Validation of traditional knowledge is a necessary step in the management of building integrated
knowledge-based systems. Traditional knowledge incorporated into knowledge-based systems
has to be verified for enhancing systems’ reliability. Weather lore knowledge exists in different
forms as identified by traditional communities; hence it needs to be tied together for comparison
and validation. The development of a weather lore validation tool that can integrate a framework
for acquiring weather data and methods of representing the weather lore in verifiable forms can
be a significant step in the validation of weather lore against actual weather records using
conventional weather-observing instruments. The success of validating weather lore could
stimulate the opportunity for integrating acceptable weather lore with modern systems of weather prediction to improve actionable information for decision making that relies on seasonal weather
prediction.
In this study a hybrid method is developed that includes computer vision and fuzzy cognitive
mapping techniques for verifying visual weather lore. The verification tool was designed with
forecasting based on mimicking visual perception, and fuzzy thinking based on the cognitive
knowledge of humans. The method provides meaning to humanly perceivable sky objects so that
computers can understand, interpret, and approximate visual weather outcomes.
Questionnaires were administered in two case study locations (KwaZulu-Natal province in South
Africa, and Taita-Taveta County in Kenya), between the months of March and July 2015. The
two case studies were conducted by interviewing respondents on how visual astronomical and
meteorological weather concepts cause weather outcomes. The two case studies were used to
identify causal effects of visual astronomical and meteorological objects to weather conditions.
This was followed by finding variations and comparisons, between the visual weather lore
knowledge in the two case studies. The results from the two case studies were aggregated in
terms of seasonal knowledge. The causal links between visual weather concepts were
investigated using these two case studies; results were compared and aggregated to build up
common knowledge. The joint averages of the majority of responses from the case studies were determined for each set of interacting concepts.
The modelling of the weather lore verification tool consists of input, processing components and
output. The input data to the system are sky image scenes and actual weather observations from
wireless weather sensors. The image recognition component performs three sub-tasks, including:
detection of objects (concepts) from image scenes, extraction of detected objects, and
approximation of the presence of the concepts by comparing extracted objects to ideal objects.
The prediction process involves the use of approximated concepts generated in the recognition
component to simulate scenarios using the knowledge represented in the fuzzy cognitive maps.

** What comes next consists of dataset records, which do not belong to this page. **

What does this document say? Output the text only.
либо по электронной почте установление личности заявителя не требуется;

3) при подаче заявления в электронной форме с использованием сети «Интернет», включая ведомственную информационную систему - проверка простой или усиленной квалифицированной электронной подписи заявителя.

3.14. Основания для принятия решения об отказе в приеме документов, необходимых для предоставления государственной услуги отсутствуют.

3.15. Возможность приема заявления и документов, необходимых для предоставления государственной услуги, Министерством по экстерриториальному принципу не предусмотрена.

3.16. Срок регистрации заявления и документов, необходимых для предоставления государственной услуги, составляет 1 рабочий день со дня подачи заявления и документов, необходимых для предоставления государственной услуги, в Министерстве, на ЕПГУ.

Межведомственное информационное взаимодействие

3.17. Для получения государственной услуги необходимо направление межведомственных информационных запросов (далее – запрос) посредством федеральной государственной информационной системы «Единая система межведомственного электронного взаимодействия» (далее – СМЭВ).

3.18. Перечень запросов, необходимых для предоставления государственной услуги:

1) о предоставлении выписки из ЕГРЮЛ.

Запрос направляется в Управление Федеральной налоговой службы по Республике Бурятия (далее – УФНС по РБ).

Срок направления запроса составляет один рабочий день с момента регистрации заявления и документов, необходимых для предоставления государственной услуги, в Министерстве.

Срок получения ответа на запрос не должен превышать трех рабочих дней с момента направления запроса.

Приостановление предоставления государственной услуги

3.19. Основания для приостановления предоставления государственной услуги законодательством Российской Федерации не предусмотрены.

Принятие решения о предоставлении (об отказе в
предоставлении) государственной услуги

The verification component evaluates the variation between the predictions and actual weather
observations to determine prediction errors and accuracy.
To evaluate the tool, daily system simulations were run to predict and record probabilities of
weather outcomes (i.e. rain, heat index/hotness, dry, cold index). Weather observations were
captured periodically using a wireless weather station. This process was repeated several times until there was sufficient data to use for the verification process. To match the range of the
predicted weather outcomes, the actual weather observations (measurement) were transformed
and normalized to a range [0, 1].In the verification process, comparisons were made between the
actual observations and weather outcome prediction values by computing residuals (error values)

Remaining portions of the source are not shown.